[Washington Post:]
[O]n Tuesday, McConnell said he wouldn’t take a firm position on President Obama’s decision to stop deporting illegal immigrants who arrived in the United States as children.
McConnell said he would wait — until presumptive GOP presidential nominee Mitt Romney had taken a position first.
“I think we’re going to wait and see what governor Romney has to say, and we’re going to be discussing his views on this,” McConnell told reporters at the Capitol Tuesday. “I think many of us may have similar views. Others may not.”
McConnell said he was deferring to Romney because the former Massachusetts governor is “the leader of our party from now until November — and, we hope, beyond.”
Post reporters David A. Fahrenthold and Rosalind S. Helderman go on to hold this up as an example of how Obama's move has thrown the GOP into disarray, writing that McConnell's non-answer "reflects broader confusion and division within the GOP over how to react to Obama’s move." But there's actually more going on here.
[Steve Benen:]
Three times McConnell was asked for his position, and three times he said he would wait for guidance from Romney.
At the surface, it's rather amusing to see Mitch McConnell refuse to take a position on a controversial issue, waiting for his party's inexperienced, flip-flopping nominee to tell McConnell what to think.

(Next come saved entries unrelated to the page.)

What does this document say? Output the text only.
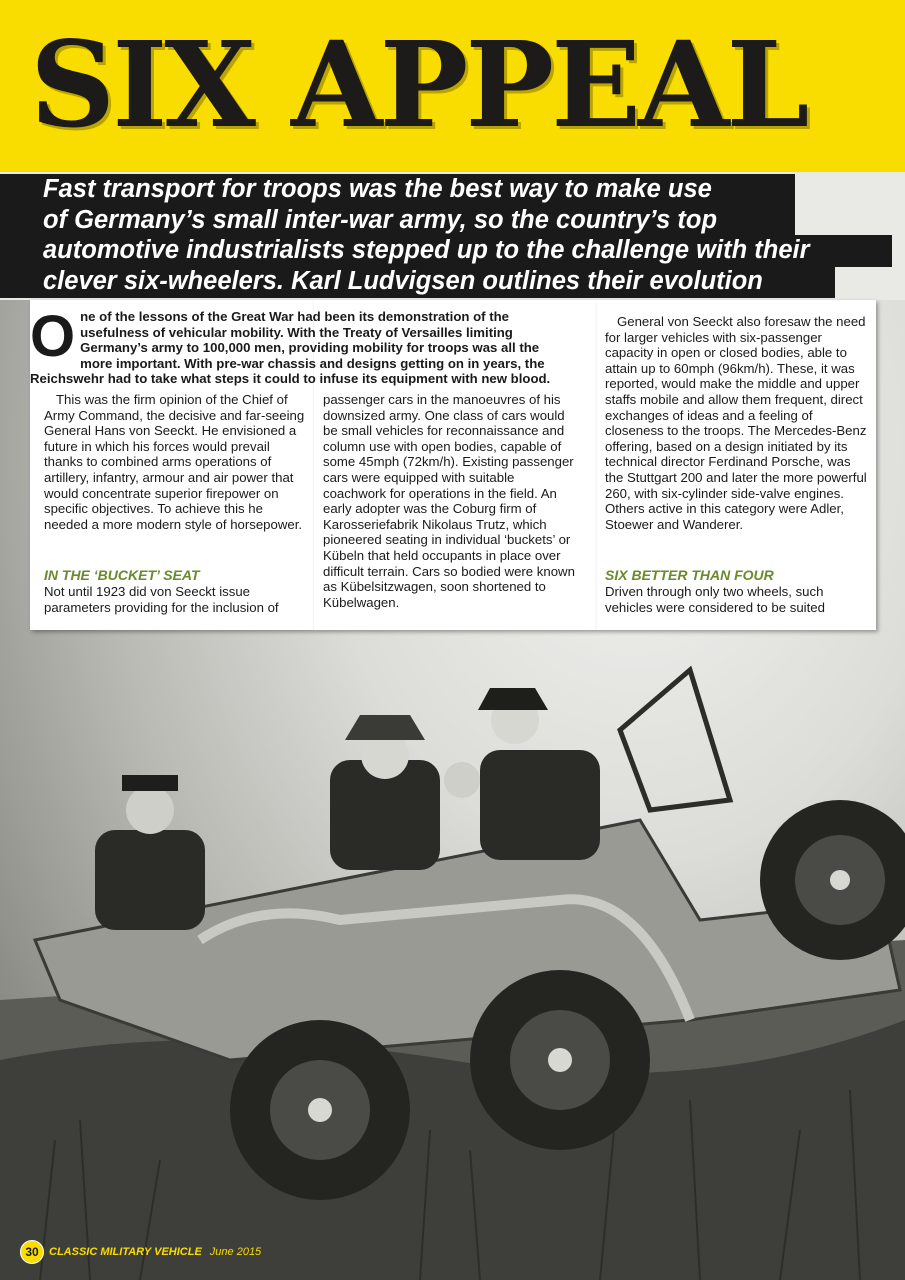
SIX APPEAL

Fast transport for troops was the best way to make use
of Germany’s small inter-war army, so the country’s top
automotive industrialists stepped up to the challenge with their
clever six-wheelers. Karl Ludvigsen outlines their evolution

One of the lessons of the Great War had been its demonstration of the usefulness of vehicular mobility. With the Treaty of Versailles limiting Germany’s army to 100,000 men, providing mobility for troops was all the more important. With pre-war chassis and designs getting on in years, the Reichswehr had to take what steps it could to infuse its equipment with new blood.

This was the firm opinion of the Chief of Army Command, the decisive and far-seeing General Hans von Seeckt. He envisioned a future in which his forces would prevail thanks to combined arms operations of artillery, infantry, armour and air power that would concentrate superior firepower on specific objectives. To achieve this he needed a more modern style of horsepower.

IN THE ‘BUCKET’ SEAT

Not until 1923 did von Seeckt issue parameters providing for the inclusion of

passenger cars in the manoeuvres of his downsized army. One class of cars would be small vehicles for reconnaissance and column use with open bodies, capable of some 45mph (72km/h). Existing passenger cars were equipped with suitable coachwork for operations in the field. An early adopter was the Coburg firm of Karosseriefabrik Nikolaus Trutz, which pioneered seating in individual ‘buckets’ or Kübeln that held occupants in place over difficult terrain. Cars so bodied were known as Kübelsitzwagen, soon shortened to Kübelwagen.

General von Seeckt also foresaw the need for larger vehicles with six-passenger capacity in open or closed bodies, able to attain up to 60mph (96km/h). These, it was reported, would make the middle and upper staffs mobile and allow them frequent, direct exchanges of ideas and a feeling of closeness to the troops. The Mercedes-Benz offering, based on a design initiated by its technical director Ferdinand Porsche, was the Stuttgart 200 and later the more powerful 260, with six-cylinder side-valve engines. Others active in this category were Adler, Stoewer and Wanderer.

SIX BETTER THAN FOUR

Driven through only two wheels, such vehicles were considered to be suited

30 CLASSIC MILITARY VEHICLE June 2015
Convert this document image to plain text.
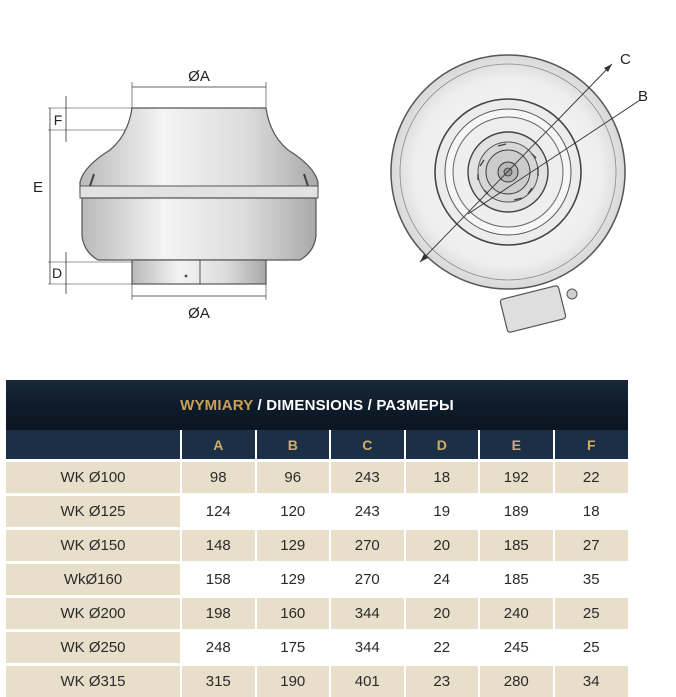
ØA
ØA
F
E
D
C
B
WYMIARY / DIMENSIONS / РАЗМЕРЫ						
	A	B	C	D	E	F
WK Ø100	98	96	243	18	192	22
WK Ø125	124	120	243	19	189	18
WK Ø150	148	129	270	20	185	27
WkØ160	158	129	270	24	185	35
WK Ø200	198	160	344	20	240	25
WK Ø250	248	175	344	22	245	25
WK Ø315	315	190	401	23	280	34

But just below the surface, there's another problem that Romney needs to acknowledge and address: as McConnell made clear, without saying so explicitly, leading the Republican Party at the national level comes with responsibilities. In GOP politics, members tend to get in line, and take specific cues from the man out front. Romney may not hold office right now, but there's an expectation that he'll giving marching orders and... lead.
In other words, McConnell is not inclined to come up with a position for Romney to agree with and provide him the (arguably minimal) cover of the "party line." The ever-vacillating candidate is going to have to make a goddam decision for once in his life -- and defend it if it turns out to be an unpopular one.
"As McConnell's comments yesterday helped remind us, Romney may prefer to stick to vague positions, while ducking controversial positions on controversial issues, but there are limits to this strategy," Benen explains. "Namely, Romney's party wants to reflect his beliefs, and if he displays 'a great allergy to specifics and details,' as Rich Lowry put it, Republican officials are paralyzed."
The Republican Party seems to have an obstructionist to their goals in Mitt Romney. When a decision is to be made, the man is as paralyzed as a character from Joyce's Dubliners. Mitt leads by following, his finger in the wind and his eyes on the polls, and that's beginning to have his party marching around in ineffectual circles.